Dr Brainard has been on the committee since June 2014 and is not quoted very often. Before joining the Fed she was Undersecretary of the US Department of Treasury from 2010 to 2013 and Counsellor to the Secretary of the Treasury in 2009. From 2001 to 2008, she was Vice President and the Founding Director of the Global Economy and Development Program and held the Bernard L. Schwartz Chair at the Brookings Institution, where she built a research program to address global economic challenges.

“I view the risks to the economic outlook as tilted to the downside. The downside risks make a strong case for continuing to carefully nurture the U.S. recovery...and argue against prematurely taking away the support that has been so critical to its vitality.”

“These risks matter more than usual because the ability to provide additional accommodation if downside risks materialize is, in practice, more constrained than the ability to remove accommodation more rapidly if upside risks materialize…From the perspective of risk management, in today's circumstances, we have considerably greater latitude to adjust the path of policy in response to inflation that exceeds current forecasts than we have to provide additional accommodation in response to additional adverse shocks.”

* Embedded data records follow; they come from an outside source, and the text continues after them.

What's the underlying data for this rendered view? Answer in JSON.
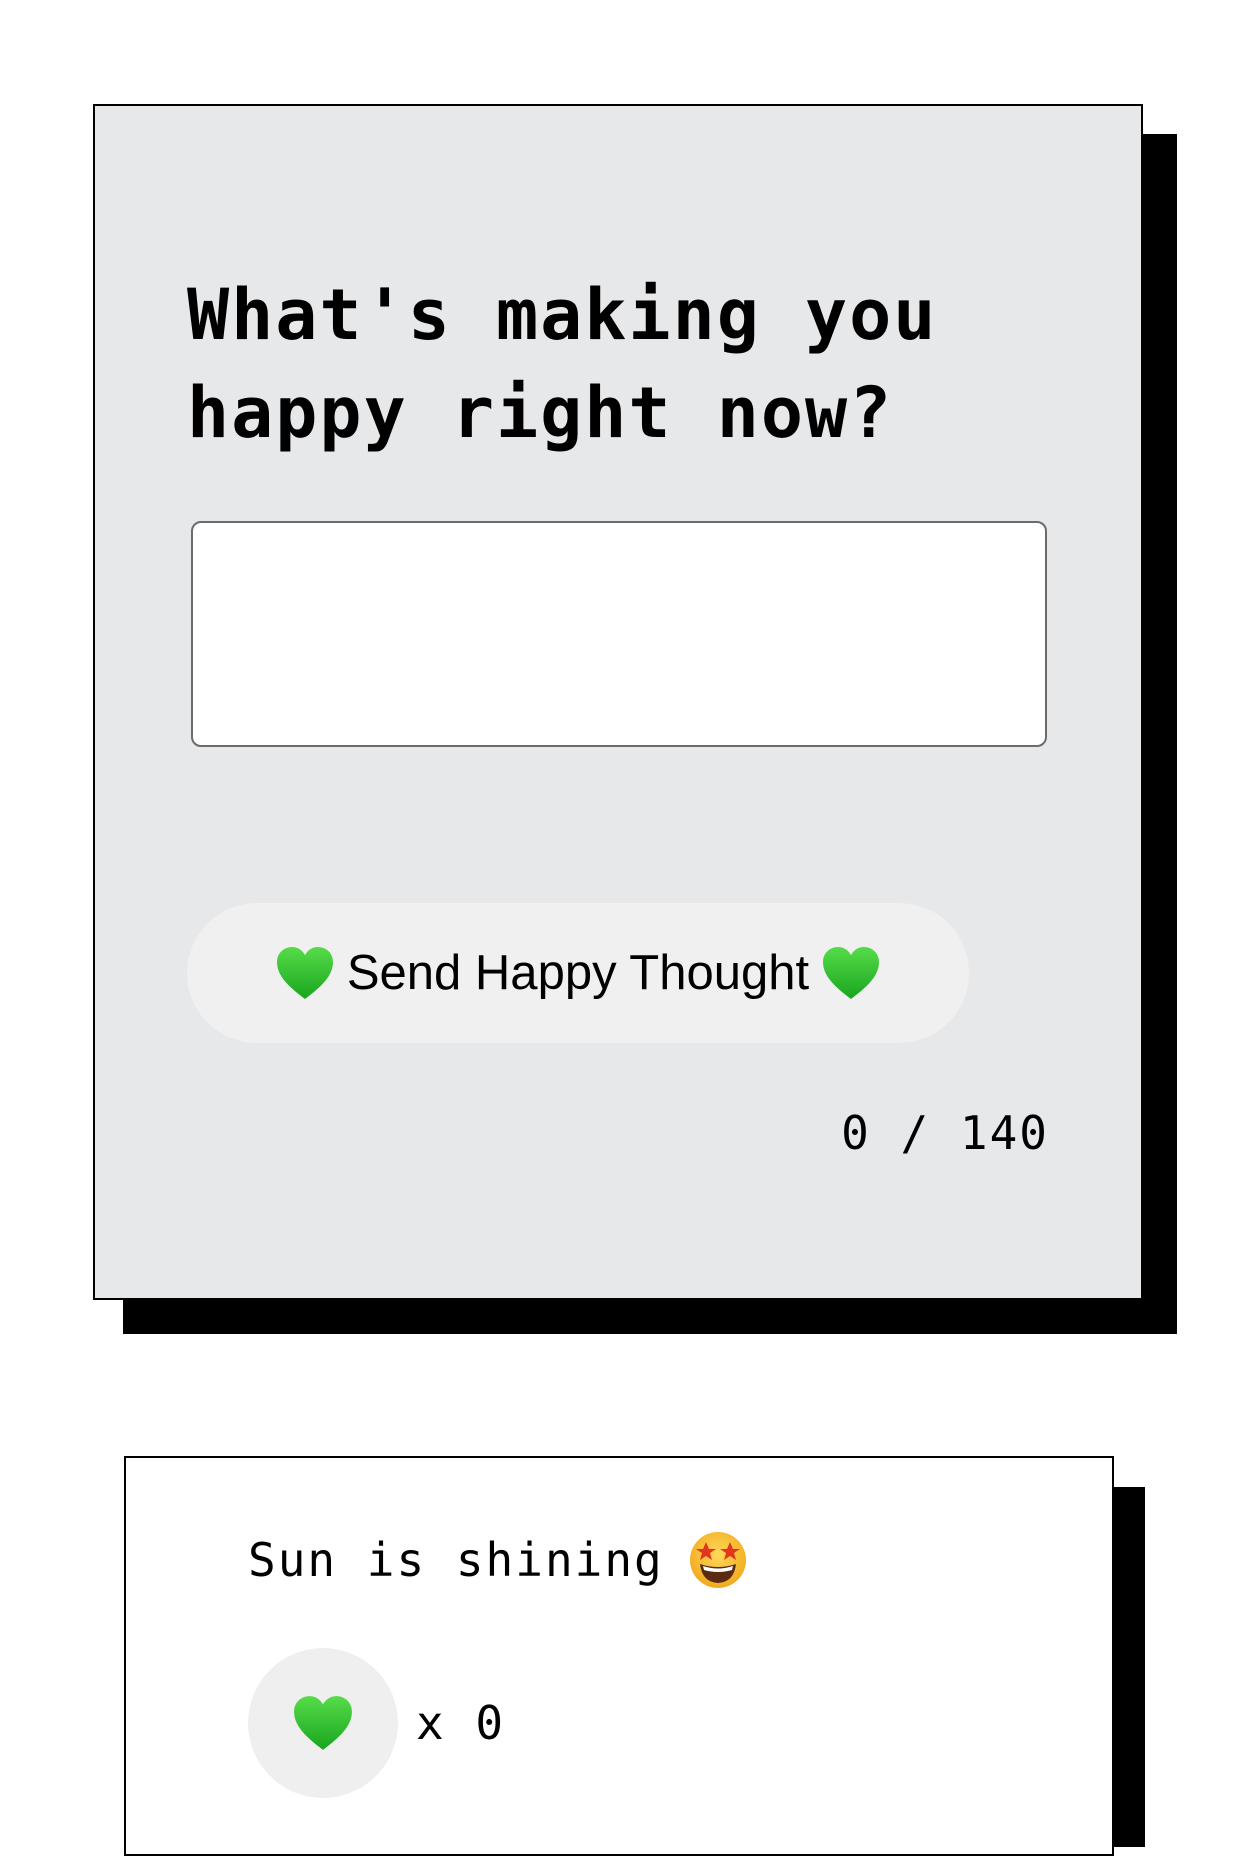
{
  "form": {
    "title": "What's making you happy right now?",
    "input_value": "",
    "button_label": "Send Happy Thought",
    "button_icon": "green-heart-icon",
    "counter": "0 / 140"
  },
  "thoughts": [
    {
      "message": "Sun is shining",
      "emoji": "star-struck-emoji-icon",
      "like_icon": "green-heart-icon",
      "likes": "x 0"
    }
  ],
  "colors": {
    "form_background": "#e7e8ea",
    "button_background": "#f1f0f0",
    "like_button_background": "#efefef",
    "heart": "#2fc22f",
    "shadow": "#000000"
  }
}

“We should not take the continued strength of domestic demand growth for granted. Although the outlook for domestic demand is good, global forces are weighing on net exports and inflation, and the risks from abroad appear tilted to the downside.”

“Our economy has made good progress toward full employment, but sluggish wage growth suggests there is some room to go, and inflation has remained persistently below our target. With equilibrium real interest rates likely to remain low for some time and policy options that are more limited if conditions deteriorate than if they accelerate, risk-management considerations counsel a stance of waiting to see if the risks to the outlook diminish.”

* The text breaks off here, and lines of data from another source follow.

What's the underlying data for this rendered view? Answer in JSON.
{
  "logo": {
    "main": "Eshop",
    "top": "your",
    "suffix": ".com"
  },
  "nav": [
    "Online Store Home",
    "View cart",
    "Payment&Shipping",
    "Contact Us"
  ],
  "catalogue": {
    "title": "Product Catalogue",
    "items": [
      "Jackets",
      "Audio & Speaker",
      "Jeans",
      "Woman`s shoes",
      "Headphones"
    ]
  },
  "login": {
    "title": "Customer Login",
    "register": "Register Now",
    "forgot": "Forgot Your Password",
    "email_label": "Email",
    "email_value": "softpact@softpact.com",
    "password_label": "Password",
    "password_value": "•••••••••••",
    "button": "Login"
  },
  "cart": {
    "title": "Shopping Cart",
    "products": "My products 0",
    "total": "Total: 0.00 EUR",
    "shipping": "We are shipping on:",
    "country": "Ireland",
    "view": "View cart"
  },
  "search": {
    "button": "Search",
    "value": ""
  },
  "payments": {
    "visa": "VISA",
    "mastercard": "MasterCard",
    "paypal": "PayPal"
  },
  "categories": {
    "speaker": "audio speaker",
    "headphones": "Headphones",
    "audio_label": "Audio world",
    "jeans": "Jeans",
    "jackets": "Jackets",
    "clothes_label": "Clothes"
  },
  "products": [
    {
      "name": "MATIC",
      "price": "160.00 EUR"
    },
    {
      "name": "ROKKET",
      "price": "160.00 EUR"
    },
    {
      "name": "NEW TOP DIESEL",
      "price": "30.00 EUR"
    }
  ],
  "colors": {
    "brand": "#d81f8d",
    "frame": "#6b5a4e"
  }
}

“…many central banks in advanced economies have tightened policy since the financial crisis, prompted by improving domestic activity. In these cases, the tightening was reversed as the outlook evolved. Given the current uncertainty, we should put some weight on the risk of following this pattern.”

“Consider two possible scenarios. First, many observers have suggested that the economy will soon begin to strain available resources without some monetary tightening. Because monetary policy acts with a lag, in this scenario, high rates of resource utilization may lead to a large buildup of inflationary pressures, a rise in inflation expectations and persistent inflation in excess of our 2 percent target. However, we have well-tested tools to address such a situation and plenty of policy room in which to use them….Now, take the alternative risk: that the underlying momentum of the domestic economy is not strong enough to resist the deflationary pull of the international environment. A further step-down in global demand growth and a further strengthening in the dollar could increase the already sizable negative effect of the global environment on U.S. demand, pushing U.S. growth back to, or below, potential. Progress toward full employment and 2 percent inflation would stall or reverse. With limited ability to ease policy, it would be more difficult to move the economy back on track.”

Probably the clearest insight into the Fed’s concerns we have seen and really does show that “lift off” is data dependent.